Rambo's closing moments see the soldier engaged in a gunfight with the sheriff, which leads to the latter falling through a skylight. As Rambo prepares to finish off the fallen lawman, his former military colonel appears and orders him to surrender. Rambo then bursts into tears and recalls his painful memories of war, while also explaining how terribly he's been treated since returning to the United States. The one-man army is subsequently arrested, though the calm demeanor of the police officers suggests that they are now more sympathetic to his plight. Rambo's breakdown is a cry for help, but he also addresses some issues that resonated with many real-world veterans of the Vietnam war. As History pointed out, some corners of American society shunned soldiers upon their return from the war due to the divisive nature of the conflict itself. The country was embittered, and many of the soldiers who came back traumatized weren't given the help they needed. 

The central character's breakdown at the end of Rambo is a powerful moment that aims to address veterans' mental health issues. The scene shows that not all soldiers are remorseless killing machines, as many felt a sense of guilt over their war actions, too. Rambo's ending doesn't shy away from addressing the murkier side of America's actions in Vietnam. However, war is complicated and everyone suffers.

Rambo's original ending was much darker

Rambo and the sheriff both die in the original novel, and the film was originally set to have its own tragic conclusion. As Entertainment Weekly noted, when Ted Kotcheff signed on to direct, he had a bleak vision in mind for the haunted protagonist: Rambo would have killed himself with some help from Kirk Douglas, who was originally cast to play Colonel Trautman. According to Kotcheff, he knew veterans who committed suicide after being shunned by society after returning home from the divisive conflict, and he wanted the movie to reflect that reality. 

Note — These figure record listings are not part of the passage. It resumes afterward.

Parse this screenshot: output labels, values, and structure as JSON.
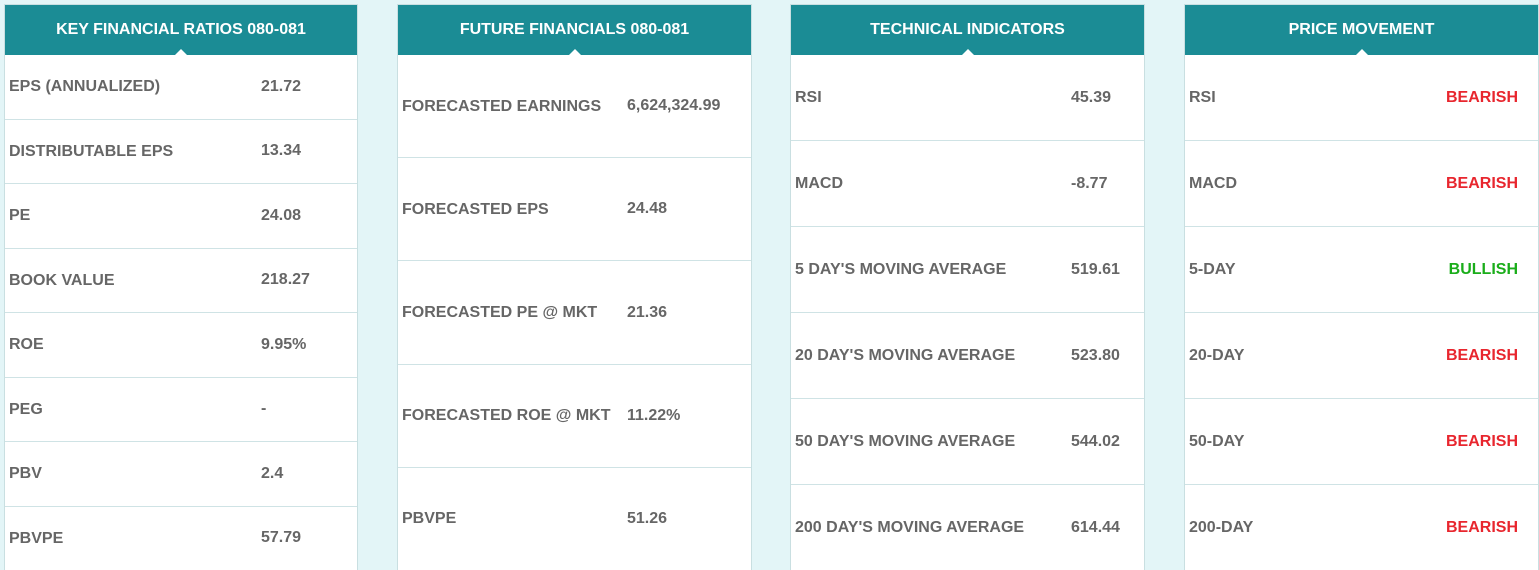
{
  "key_ratios": {
    "title": "KEY FINANCIAL RATIOS 080-081",
    "rows": [
      {
        "label": "EPS (ANNUALIZED)",
        "value": "21.72"
      },
      {
        "label": "DISTRIBUTABLE EPS",
        "value": "13.34"
      },
      {
        "label": "PE",
        "value": "24.08"
      },
      {
        "label": "BOOK VALUE",
        "value": "218.27"
      },
      {
        "label": "ROE",
        "value": "9.95%"
      },
      {
        "label": "PEG",
        "value": "-"
      },
      {
        "label": "PBV",
        "value": "2.4"
      },
      {
        "label": "PBVPE",
        "value": "57.79"
      }
    ]
  },
  "future_financials": {
    "title": "FUTURE FINANCIALS 080-081",
    "rows": [
      {
        "label": "FORECASTED EARNINGS",
        "value": "6,624,324.99"
      },
      {
        "label": "FORECASTED EPS",
        "value": "24.48"
      },
      {
        "label": "FORECASTED PE @ MKT",
        "value": "21.36"
      },
      {
        "label": "FORECASTED ROE @ MKT",
        "value": "11.22%"
      },
      {
        "label": "PBVPE",
        "value": "51.26"
      }
    ]
  },
  "technical_indicators": {
    "title": "TECHNICAL INDICATORS",
    "rows": [
      {
        "label": "RSI",
        "value": "45.39"
      },
      {
        "label": "MACD",
        "value": "-8.77"
      },
      {
        "label": "5 DAY'S MOVING AVERAGE",
        "value": "519.61"
      },
      {
        "label": "20 DAY'S MOVING AVERAGE",
        "value": "523.80"
      },
      {
        "label": "50 DAY'S MOVING AVERAGE",
        "value": "544.02"
      },
      {
        "label": "200 DAY'S MOVING AVERAGE",
        "value": "614.44"
      }
    ]
  },
  "price_movement": {
    "title": "PRICE MOVEMENT",
    "rows": [
      {
        "label": "RSI",
        "signal": "BEARISH",
        "color": "#e8262e"
      },
      {
        "label": "MACD",
        "signal": "BEARISH",
        "color": "#e8262e"
      },
      {
        "label": "5-DAY",
        "signal": "BULLISH",
        "color": "#1aad1a"
      },
      {
        "label": "20-DAY",
        "signal": "BEARISH",
        "color": "#e8262e"
      },
      {
        "label": "50-DAY",
        "signal": "BEARISH",
        "color": "#e8262e"
      },
      {
        "label": "200-DAY",
        "signal": "BEARISH",
        "color": "#e8262e"
      }
    ]
  },
  "colors": {
    "header_bg": "#1b8c95",
    "bearish": "#e8262e",
    "bullish": "#1aad1a"
  }
}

When Stallone signed on to star, however, he requested some rewrites, especially in regard to Rambo's emotional finale. While they shot Kotcheff's original vision, Stallone decided that the character deserved to live so that the sheriff wouldn't have seemed like the winner of the battle. On top of that, the test audiences weren't fans of the downer ending as they felt Rambo deserved a chance at redemption. The decision proved to be the best one for the studio in the end too, as the film spawned a hit action franchise from which we may see another Rambo sequel at some point.